In his overnight take on recent events, Bloomberg macro commentator Mark Cudmore took another look at this underlying assumption, and specifically the “disruption” part, or the role played by technology, and machines, both of which are reducing the need for labor (and implicitly pressuring the global labor force growth), and concluded that “while those with specialized skills can continue to earn more in a wealthier world, the rise of robots provides a significant disinflationary force on the median wage globally. This effect will be most extreme in developed economies where labor costs are already elevated. (And as an aside, is the reason why increasing inequality and populism isn’t going away any time soon).”
Adding demographics into the mix, Cudmore notes that “the growth rate of the global population continues to slow, further relaxing consumer demand pressures over the long-term.

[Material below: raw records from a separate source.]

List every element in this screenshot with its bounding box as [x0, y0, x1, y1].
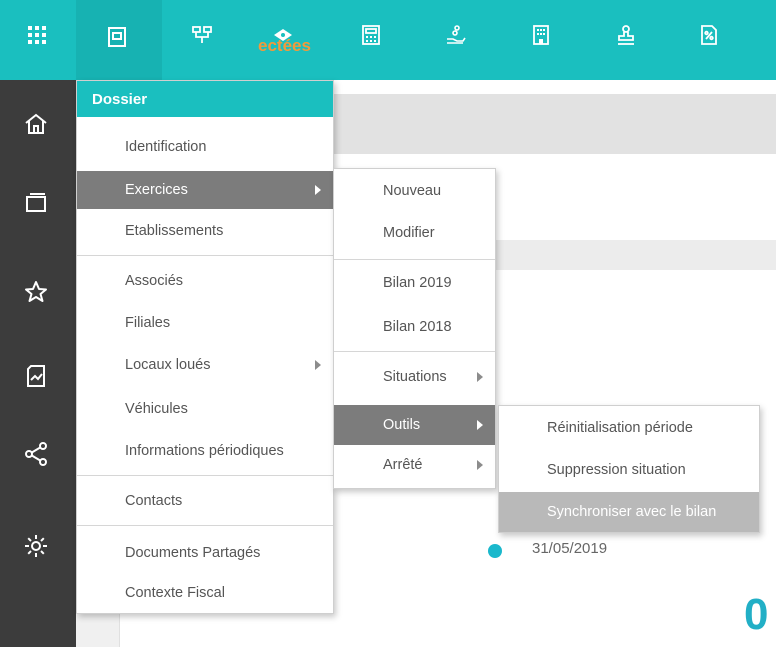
chevron-right-icon	[477, 420, 483, 430]
timeline-dot	[488, 544, 502, 558]
menu-item-situations[interactable]: Situations	[334, 359, 495, 395]
menu-separator	[334, 259, 495, 260]
menu-item-contacts[interactable]: Contacts	[77, 483, 333, 519]
star-icon[interactable]	[16, 272, 56, 312]
big-count: 0	[744, 590, 769, 639]
apps-grid-icon[interactable]	[24, 22, 50, 48]
folder-doc-icon	[106, 26, 128, 48]
menu-item-contexte-fiscal[interactable]: Contexte Fiscal	[77, 575, 333, 611]
calculator-icon[interactable]	[358, 22, 384, 48]
hand-coins-icon[interactable]	[443, 22, 469, 48]
org-chart-icon[interactable]	[189, 22, 215, 48]
menu-separator	[77, 525, 333, 526]
section-title: ectées	[258, 36, 311, 55]
menu-item-etablissements[interactable]: Etablissements	[77, 213, 333, 249]
menu-item-associes[interactable]: Associés	[77, 263, 333, 299]
percent-doc-icon[interactable]	[696, 22, 722, 48]
chevron-right-icon	[477, 460, 483, 470]
menu-item-bilan-2019[interactable]: Bilan 2019	[334, 265, 495, 301]
menu-item-identification[interactable]: Identification	[77, 129, 333, 165]
settings-icon[interactable]	[16, 526, 56, 566]
menu-item-modifier[interactable]: Modifier	[334, 215, 495, 251]
menu-item-exercices[interactable]: Exercices	[77, 171, 333, 209]
chevron-right-icon	[477, 372, 483, 382]
menu-item-nouveau[interactable]: Nouveau	[334, 173, 495, 209]
menu-item-synchroniser-bilan[interactable]: Synchroniser avec le bilan	[499, 492, 759, 532]
menu-item-vehicules[interactable]: Véhicules	[77, 391, 333, 427]
tab-dossier[interactable]	[76, 0, 162, 80]
left-sidebar	[0, 80, 76, 647]
menu-item-arrete[interactable]: Arrêté	[334, 447, 495, 483]
timeline-date: 31/05/2019	[532, 540, 608, 557]
menu-separator	[77, 475, 333, 476]
menu-separator	[334, 351, 495, 352]
home-icon[interactable]	[16, 104, 56, 144]
building-icon[interactable]	[528, 22, 554, 48]
menu-item-locaux-loues[interactable]: Locaux loués	[77, 347, 333, 383]
menu-exercices: Nouveau Modifier Bilan 2019 Bilan 2018 S…	[333, 168, 496, 489]
chevron-right-icon	[315, 360, 321, 370]
menu-item-suppression-situation[interactable]: Suppression situation	[499, 450, 759, 490]
menu-item-filiales[interactable]: Filiales	[77, 305, 333, 341]
menu-separator	[77, 255, 333, 256]
menu-item-outils[interactable]: Outils	[334, 405, 495, 445]
window-icon[interactable]	[16, 184, 56, 224]
menu-item-bilan-2018[interactable]: Bilan 2018	[334, 309, 495, 345]
menu-title: Dossier	[77, 81, 333, 117]
menu-item-reinitialisation-periode[interactable]: Réinitialisation période	[499, 408, 759, 448]
menu-item-informations-periodiques[interactable]: Informations périodiques	[77, 433, 333, 469]
stamp-icon[interactable]	[613, 22, 639, 48]
chevron-right-icon	[315, 185, 321, 195]
menu-dossier: Dossier Identification Exercices Etablis…	[76, 80, 334, 614]
share-icon[interactable]	[16, 434, 56, 474]
top-toolbar	[0, 0, 776, 80]
menu-outils: Réinitialisation période Suppression sit…	[498, 405, 760, 533]
chart-doc-icon[interactable]	[16, 356, 56, 396]
menu-item-documents-partages[interactable]: Documents Partagés	[77, 535, 333, 571]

All this means that, excluding isolated and idiosyncratic flare-ups, consumer prices won’t ramp higher in real terms” even and as “a lack of CPI growth doesn’t prevent financial-asset inflation.”
However, the implication is that “bond curves should remain flatter than we are used to, equity valuations will look distorted relative to history due to a sustainable paradigm shift in discount rates, and many financial operations will have to adjust their whole business model.”